What you people are forgetting is that trailers for other movies are also ads. They're simply highly targeted advertising. Perhaps if the ads were for DVDs or video games based on movies, rather than cars and Coke, you'd feel better about them? Nah, you'd still complain because you need some conflict to fill your life and make it slightly less boring. - pillfred, on 10/12/2007, -0/+0speaking of ads anyone here about the woman who had Golden-Palace..com. tattooed on her head for 10k? Im guessing she is a street worker by trade.
- cdlawrence, on 10/12/2007, -0/+0Is there not somewhere that is trying to make it a law that theatres must advertise the time the Movie starts, not the time that the Trailers/Ads start?
- adml_shake, on 10/12/2007, -0/+0and it's just going to get worse...it will seriously be like Minority report before we know it. Scanning our eyes and popping up the same ad a thousand times till we break down and buy it....it's comming...
- buckeye, on 10/12/2007, -0/+0I can understand why theaters have to charge high prices for concessions and run commercials, but everywhere you turn these days someone is trying to cram advertising in your face. I've reached the point where I'm like Howard Beale in the movie Network: "I'm mad as h*ll, and I'm not going to take it anymore".
So any movies I watch these days are on my television - commercial free thanks to whatever technology I need to use to keep it that way. - selcouth, on 10/12/2007, -0/+0Those of you saying "Just don't watch the ads. Talk to a friend, etc" are missing the point. And it's your ignorance that helps fuel this junk.
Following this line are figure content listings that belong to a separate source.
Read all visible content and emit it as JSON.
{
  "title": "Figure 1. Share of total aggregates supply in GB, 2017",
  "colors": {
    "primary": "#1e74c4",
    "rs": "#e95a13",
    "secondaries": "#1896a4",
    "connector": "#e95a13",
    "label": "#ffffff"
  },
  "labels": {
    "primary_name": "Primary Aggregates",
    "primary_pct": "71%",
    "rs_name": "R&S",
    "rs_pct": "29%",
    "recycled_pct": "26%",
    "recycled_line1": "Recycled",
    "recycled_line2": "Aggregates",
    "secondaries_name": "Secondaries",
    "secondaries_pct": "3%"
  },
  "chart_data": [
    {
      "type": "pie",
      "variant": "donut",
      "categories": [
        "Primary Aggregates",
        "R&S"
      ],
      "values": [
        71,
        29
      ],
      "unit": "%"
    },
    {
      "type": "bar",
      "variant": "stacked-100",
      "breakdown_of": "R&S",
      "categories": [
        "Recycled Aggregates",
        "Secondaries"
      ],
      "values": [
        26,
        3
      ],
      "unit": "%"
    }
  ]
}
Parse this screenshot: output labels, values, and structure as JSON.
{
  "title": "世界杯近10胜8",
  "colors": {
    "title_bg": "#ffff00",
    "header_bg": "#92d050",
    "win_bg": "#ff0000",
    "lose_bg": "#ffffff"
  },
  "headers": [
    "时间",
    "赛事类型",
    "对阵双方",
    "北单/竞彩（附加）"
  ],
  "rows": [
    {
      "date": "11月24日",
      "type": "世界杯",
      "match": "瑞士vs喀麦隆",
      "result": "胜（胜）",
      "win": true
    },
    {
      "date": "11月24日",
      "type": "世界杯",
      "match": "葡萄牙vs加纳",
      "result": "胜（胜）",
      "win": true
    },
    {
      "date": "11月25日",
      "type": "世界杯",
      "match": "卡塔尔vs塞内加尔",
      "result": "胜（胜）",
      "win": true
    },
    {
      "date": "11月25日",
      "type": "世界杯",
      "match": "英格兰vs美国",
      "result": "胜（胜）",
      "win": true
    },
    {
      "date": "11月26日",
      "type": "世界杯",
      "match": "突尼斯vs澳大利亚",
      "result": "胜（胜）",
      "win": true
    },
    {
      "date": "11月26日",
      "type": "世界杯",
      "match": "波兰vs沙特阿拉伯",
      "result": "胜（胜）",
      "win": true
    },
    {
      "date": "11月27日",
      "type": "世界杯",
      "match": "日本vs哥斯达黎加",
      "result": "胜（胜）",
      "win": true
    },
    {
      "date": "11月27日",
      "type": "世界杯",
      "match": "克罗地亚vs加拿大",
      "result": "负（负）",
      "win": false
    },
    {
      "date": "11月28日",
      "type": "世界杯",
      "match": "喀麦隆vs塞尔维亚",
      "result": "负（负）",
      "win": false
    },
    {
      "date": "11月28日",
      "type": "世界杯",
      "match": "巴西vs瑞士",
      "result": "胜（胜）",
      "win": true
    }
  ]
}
- jackington, on 10/12/2007, -1/+0What a silly thing to complain about. Is your life so hectic that a few extra minutes at the theater will ruin your busy schedule? Are those ads so excruciatingly bad that they ruin your enjoyment of the movie? "This movie seems like it's really good, but I just can't stop thinking about that damn Coca-Cola commercial!"
You don't like 'em? Then don't go see the movie. Or just show up a few minutes late. There are simple solutions to all of life's problems that don't require complaining or writing new laws. Buncha hippies. - scott88008, on 10/12/2007, -2/+0Just don't watch the ads. Talk to your friend (as I observe many doing during ads) or listen to music or audio book on your digital player (noise can celling headphones work great).